Jee Leong Koh
Jee Leong Koh is the author of Steep Tea (Carcanet), named a Best Book of the Year by UK’s Financial Times and a Finalist by Lambda Literary in the US. He has published four other books of poems, a volume of essays, and a collection of zuihitsu. His work has been translated into Japanese, Chinese, Malay, Vietnamese, Spanish, Russian, and Latvian. His latest book is a work of hybrid fiction, titled Snow at 5 PM: Translations of an insignificant Japanese poet (Gaudy Boy LLC). Originally from Singapore, he lives in New York City, where he heads the literary non-profit Singapore Unbound. Koh received his B.A.Hons from Oxford University in English and his M.F.A. in Creative Writing from Sarah Lawrence College.
Natasha Rao
Natasha Rao is a poet and educator from New Jersey. Her debut collection, Latitude, was chosen by Ada Limón as the winner of the 2021 APR/Honickman First Book Prize. The recipient of a 2021 Ruth Lilly and Dorothy Sargent Rosenberg Fellowship from the Poetry Foundation, she has also received fellowships from Bread Loaf, the Sewanee Writers’ Conference, the Vermont Studio Center, the Hambidge Center, and the Community of Writers. Her work appears in The Nation, American Poetry Review, The New York Times Magazine, The Yale Review, and elsewhere. She holds a BA from Brown University and an MFA from NYU, where she was a Goldwater Fellow. She is currently Co-Editor of American Chordata. Rao resides in Brooklyn, New York.
Alexis Sears
Alexis Sears (she/her) is the author of Out of Order (Autumn House Press, 2022), winner of the 2021 Donald Justice Poetry Prize and the Poetry by the Sea Book Award: Best Book of 2022. Her work appears in The Best American Poetry, The Cortland Review, the Cimarron Review, Poet Lore, The Hopkins Review, Literary Matters, Rattle, and elsewhere.Sears grew up in Palos Verdes, California. She earned a BA from the Johns Hopkins Writing Seminars in 2017 and an MFA in poetry at the University of Wisconsin–Madison in 2019. She is an editor-at-large of the Northwest Review and a contributing editor of Literary Matters. She lives in Los Angeles, California.
Paisley Rekdal
Paisley Rekdal is an esteemed poet and author whose work has received numerous awards and fellowships, including a Guggenheim Fellowship, a Fulbright Fellowship, a National Endowment for the Art Fellowship, the Amy Lowell Poetry Traveling Fellowship, amongst many others. She has just been awarded the prestigious 2024 Kingsley Tufts Prize for West: A Translation. Paisley’s poems and essays have been featured in The New Yorker, The New York Times Magazine, The Kenyon Review, American Poetry Review, The New Republic, amongst numerous other publications. Paisley is the author of 11 books of poetry and nonfiction, in which she expertly negotiates challenging issues of race, sexuality, myth, suffering, and identity.
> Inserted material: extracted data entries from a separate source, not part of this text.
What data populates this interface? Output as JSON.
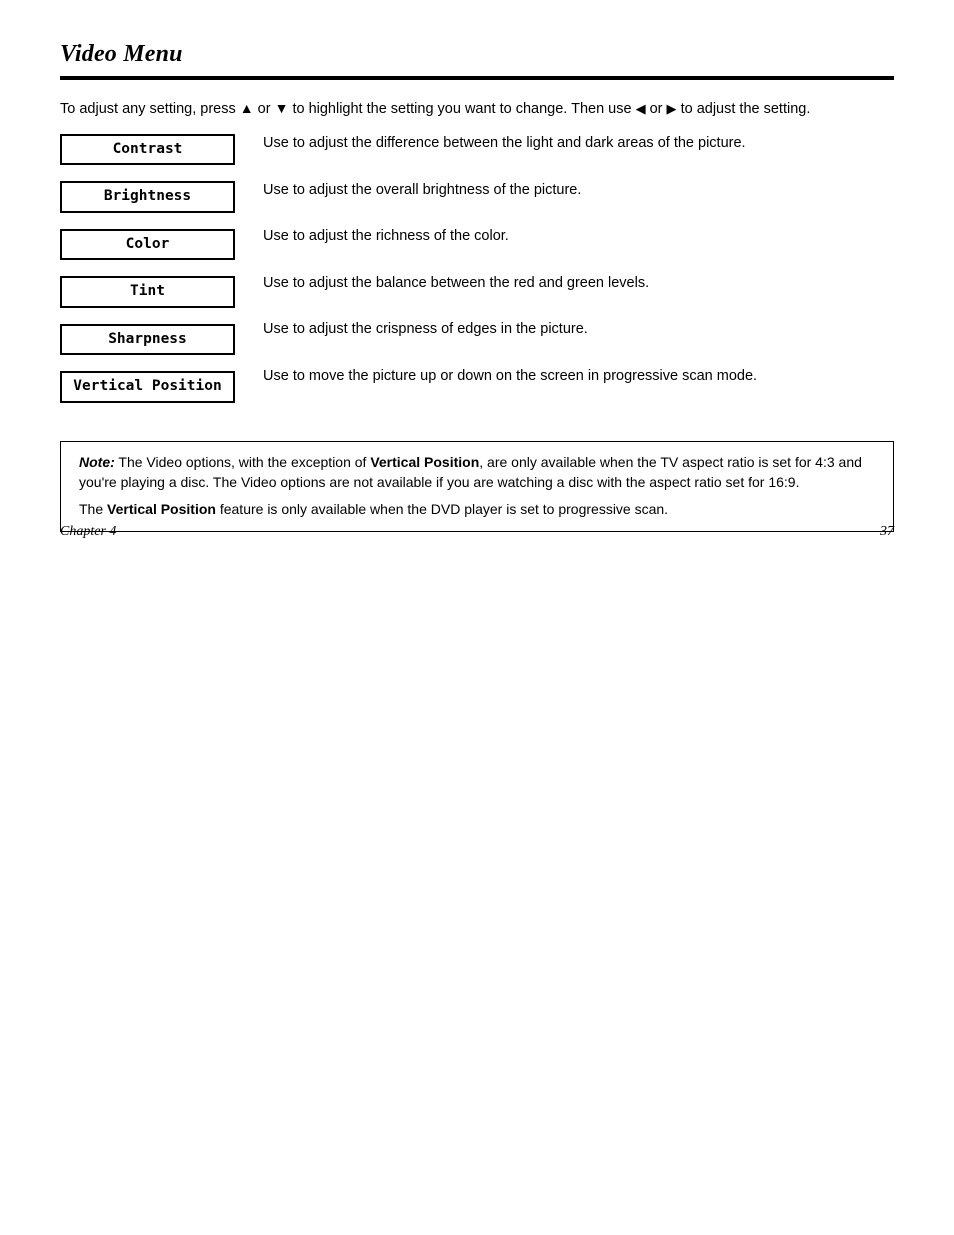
{
  "header": {
    "title": "Video Menu"
  },
  "intro": {
    "segments": [
      "To adjust any setting, press ",
      " or ",
      " to highlight the setting you want to change. Then use ",
      " or ",
      " to adjust the setting."
    ]
  },
  "menu": {
    "items": [
      {
        "id": "contrast",
        "label": "Contrast"
      },
      {
        "id": "brightness",
        "label": "Brightness"
      },
      {
        "id": "color",
        "label": "Color"
      },
      {
        "id": "tint",
        "label": "Tint"
      },
      {
        "id": "sharpness",
        "label": "Sharpness"
      },
      {
        "id": "vposition",
        "label": "Vertical Position"
      }
    ]
  },
  "descriptions": {
    "contrast": "Use to adjust the difference between the light and dark areas of the picture.",
    "brightness": "Use to adjust the overall brightness of the picture.",
    "color": "Use to adjust the richness of the color.",
    "tint": "Use to adjust the balance between the red and green levels.",
    "sharpness": "Use to adjust the crispness of edges in the picture.",
    "vposition": "Use to move the picture up or down on the screen in progressive scan mode."
  },
  "note": {
    "label": "Note:",
    "para1_before": "The Video options, with the exception of ",
    "para1_menu": "Vertical Position",
    "para1_after": ", are only available when the TV aspect ratio is set for 4:3 and you're playing a disc. The Video options are not available if you are watching a disc with the aspect ratio set for 16:9.",
    "para2_before": "The ",
    "para2_menu": "Vertical Position",
    "para2_after": " feature is only available when the DVD player is set to progressive scan."
  },
  "footer": {
    "left": "Chapter 4",
    "right": "37"
  }
}
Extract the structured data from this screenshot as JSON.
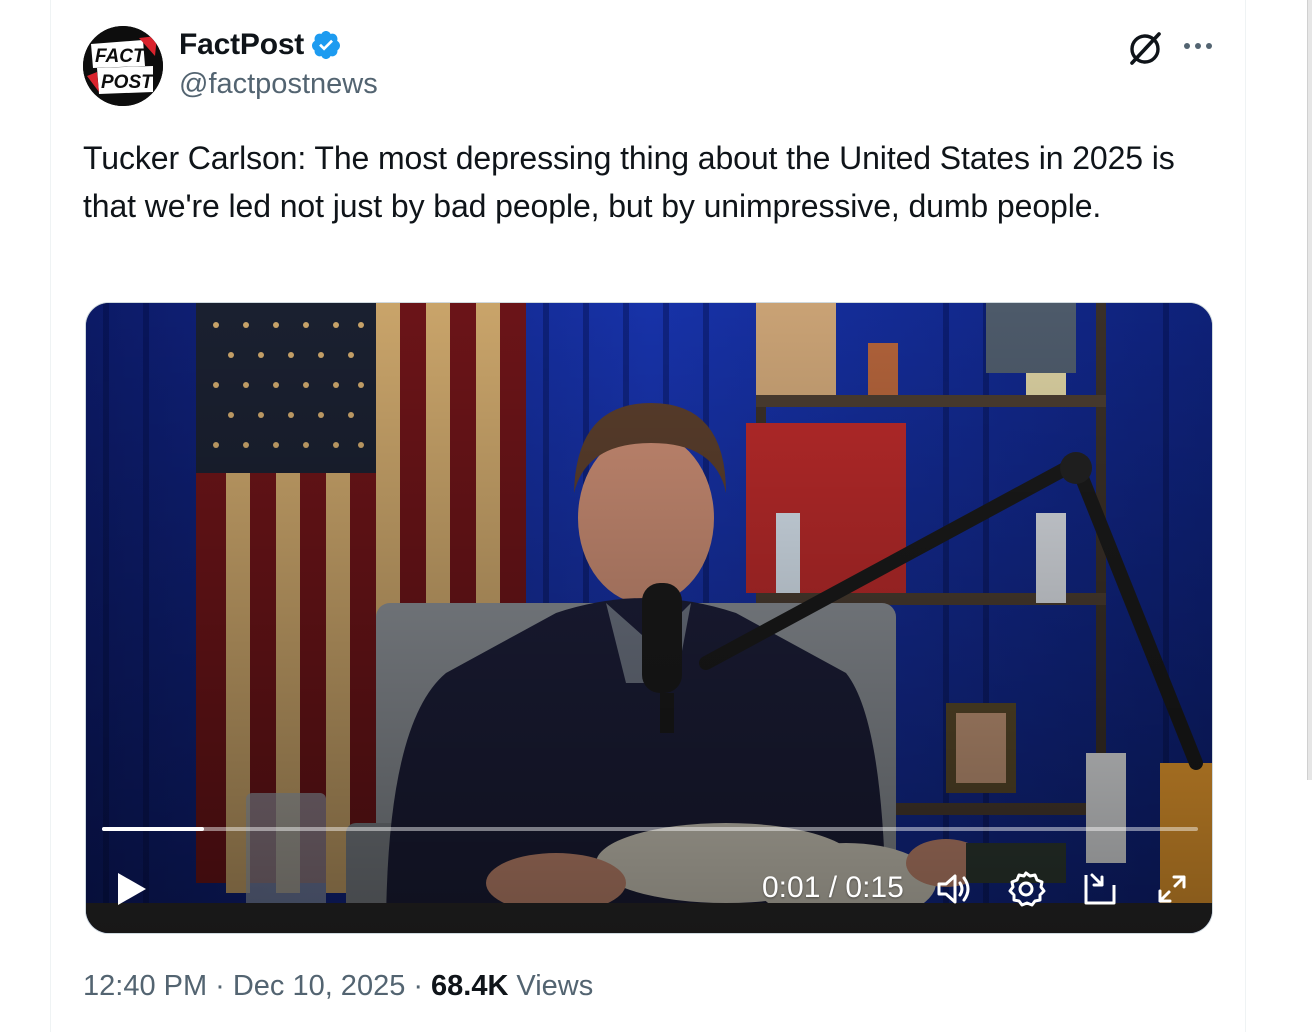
{
  "account": {
    "display_name": "FactPost",
    "handle": "@factpostnews",
    "verified": true,
    "avatar_text_line1": "FACT",
    "avatar_text_line2": "POST"
  },
  "post": {
    "text": "Tucker Carlson: The most depressing thing about the United States in 2025 is that we're led not just by bad people, but by unimpressive, dumb people."
  },
  "video": {
    "time_display": "0:01 / 0:15",
    "progress_fraction": 0.093,
    "controls": [
      "play-icon",
      "volume-icon",
      "settings-icon",
      "pip-icon",
      "fullscreen-icon"
    ]
  },
  "meta": {
    "time": "12:40 PM",
    "separator": "·",
    "date": "Dec 10, 2025",
    "views_count": "68.4K",
    "views_label": "Views"
  },
  "header_icons": [
    "grok-icon",
    "more-icon"
  ],
  "colors": {
    "verified_blue": "#1d9bf0",
    "secondary_text": "#536471",
    "primary_text": "#0f1419",
    "border": "#cfd9de"
  }
}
Her writing has been described as having “riveting poetic alchemy“. Paisley is a Distinguished Professor at The University of Utah, and served as Utah’s Poet Laureate from 2017-2022. Paisley’s extensive oeuvre of poems, nonfiction work and digital projects can be read here: paisleyrekdal.com/work-online/
Yrsa Daley-Ward
Yrsa is a celebrated author, actor and screenwriter of Jamaican and Nigerian heritage. She is known for her courageous original voice; she artfully fuses poetry with theatre, music and storytelling. Yrsa writes fearlessly about her journey, traversing topics of identity, race, mental health, and femininity. Yrsa has been quoted as saying “If you’re afraid to write it, that’s a good sign. I suppose you know you’re writing the truth when you’re terrified“. She is most known for her debut book, Bone, as well as for her live poetry performances. Her autobiographical novel, The Terrible, a coming-of-age tour de force, was awarded the prestigious PEN/Ackerley Prize in 2019. Yrsa’s work has been featured in many publications worldwide, including Vogue, Elle, Harper’s Bazaar, Dazed, and Notion.Yrsa’s many explorations and projects can be discovered on
Malia Chung
Malia started writing poetry in a middle school English class. While in high school, her poems received numerous awards and honorable mentions including ones from the Scholastic Art and Writing Competitions (multiple Gold and Silver Keys), the Helen Creeley Poetry Prize, the Leonard L. Milberg ’53 Poetry Prize, the Smith College Poetry Prize and Apprentice Writer/Susquehanna University. She is a current junior at Princeton University, where she was recently awarded the 2023 Bain-Swiggett Poetry Prize for her poem “Ghazal for Fall”. Malia’s writing pursuits extend beyond poetry, to non-fiction and journalism. She is a creative writing mentor to many younger students who are just starting on their voyage of verse.